Bien connus depuis la révélation de l’existence d’Echelon, les satellites-espions servent aussi et surtout à l’imagerie militaire. Et la France, indépendance oblige, n’est pas en reste... Peut-être un peu trop, même.
Et si les satellites espions français s’invitaient dans la prochaine campagne présidentielle ? Il se pourrait bien, en effet, que le projet de loi de programmation militaire 2003-2008, adopté le 31 juillet en Conseil des ministres, ne soit examiné par les députés qu’au... premier trimestre 2002. Dans ce plan quinquennal de 525 milliards de francs, une large place est accordée au renforcement des moyens de renseignement. Pour "soutenir le développement de l’Europe de la défense", notamment par le biais d’un système européen de renseignement, il s’agit de poursuivre l’effort entrepris depuis la fin des années 70 pour doter la France d’un système fiable et indépendant d’espionnage satellitaire. Le projet de loi évoque ainsi le lancement de Syracuse III, un satellite de communications sécurisées (Syracuse II ayant été l’un des rares à avoir fait les frais du bogue de l’an 2000) et surtout celui d’Helios II.
Tour de table européen
Le renseignement militaire attend avec impatience ce programme. Composé tout comme son prédécesseur, Hélios, de deux satellites dédiés à l’imagerie militaire, Hélios II permet de prendre davantage de clichés, plus rapidement et, surtout, il fonctionne de nuit. D’abord prévu en 2000, son lancement ne devrait pas intervenir, au mieux, avant... 2004. C’est que le programme coûte cher : 14 milliards de francs contre 9,5 milliards pour son aîné. Initié par la France, Hélios était soutenu financièrement par l’Italie et l’Espagne, qui assumaient respectivement 14,1 % et 7 % du budget en contrepartie d’un accès à certains clichés. Le tour de table pour financer son successeur est visiblement plus difficile à boucler. La Belgique a confirmé, le 13 juillet dernier, qu’elle en ferait partie, à hauteur de 2,5 %. L’Espagne pourrait prolonger son partenariat. Reste à convaincre l’Allemagne de la nécessité de faire converger Hélios II et SAR Lupe, le système allemand composé de quatre satellites radar. Mais les négociations intra-européennes se heurtent au lobbying des ...tats-Unis, au montant élevé des frais à engager, mais peut-être aussi à l’attitude des services de renseignement français.

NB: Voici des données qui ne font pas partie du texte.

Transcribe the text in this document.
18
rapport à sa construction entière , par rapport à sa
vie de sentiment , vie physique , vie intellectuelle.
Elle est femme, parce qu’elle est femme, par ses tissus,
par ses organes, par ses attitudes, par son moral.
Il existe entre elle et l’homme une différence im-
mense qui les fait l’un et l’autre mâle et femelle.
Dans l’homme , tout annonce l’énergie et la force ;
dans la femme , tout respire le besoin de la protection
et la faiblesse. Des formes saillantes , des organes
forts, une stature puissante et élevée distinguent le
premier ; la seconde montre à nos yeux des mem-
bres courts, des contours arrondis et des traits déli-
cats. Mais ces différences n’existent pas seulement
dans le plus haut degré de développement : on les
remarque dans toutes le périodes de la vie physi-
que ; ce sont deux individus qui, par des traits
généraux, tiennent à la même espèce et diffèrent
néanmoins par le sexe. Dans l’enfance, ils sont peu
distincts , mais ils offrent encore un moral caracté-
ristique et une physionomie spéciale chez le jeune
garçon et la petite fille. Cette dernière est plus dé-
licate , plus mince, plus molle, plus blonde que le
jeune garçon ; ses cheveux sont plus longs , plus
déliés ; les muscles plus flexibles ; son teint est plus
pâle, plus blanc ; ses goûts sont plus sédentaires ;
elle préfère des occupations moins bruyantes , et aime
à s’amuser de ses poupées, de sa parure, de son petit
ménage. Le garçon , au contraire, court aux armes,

Des services français radins
Ces derniers rechignent en effet à partager des informations, obsédés qu’ils sont par le "secret défense". Ce qui leur a valu d’être sévèrement épinglés dans le rapport d’information "Des espions au service de la paix ?" publié début juillet par le député socialiste Jean-Michel Boucheron. Le parlementaire, rapporteur spécial du budget de la Défense, y dresse le "constat d’échec" de ce culte du "secret défense". Moqueur, il cite ainsi l’utilisation, pendant des années, par la Direction du renseignement militaire (DRM) de motards pour acheminer les clichés high-tech entre sa base de Creil et le siège de la DGSE (Direction générale de la sécurité extérieure). Et de glisser, perfidement : "À l’heure de la fibre optique et d’Internet, le coût financier et opérationnel de ces liaisons datant d’un autre âge reste à chiffrer." Plus grave, le député Boucheron déplore la confiscation des clichés d’Hélios par les services de renseignement. Même l’Armée de l’Air, qui assure pourtant la mise en œuvre du système, doit faire des pieds et des mains pour y accéder ! Pis, alors que l’heure est officiellement à la construction d’un Renseignement européen, les Français traînent les pieds quand il s’agit de transmettre des informations à leurs partenaires. Ce fut notamment le cas, note Boucheron, lors de l’intervention militaire au Kosovo. Pourtant, le programme Hélios est officiellement une réponse directe au manque de coopération américain en matière d’espionnage satellitaire. Ironie de l’histoire : le lancement d’Hélios II devrait être assuré par... une fusée Soyouz russe, beaucoup moins chère qu’Ariane. Jacques Chirac a en effet conclu un accord avec Vladimir Poutine pour que la station de lancement de Kourou devienne "le creuset d’une forte coopération russo-européenne" dans l’espace. Les temps changent.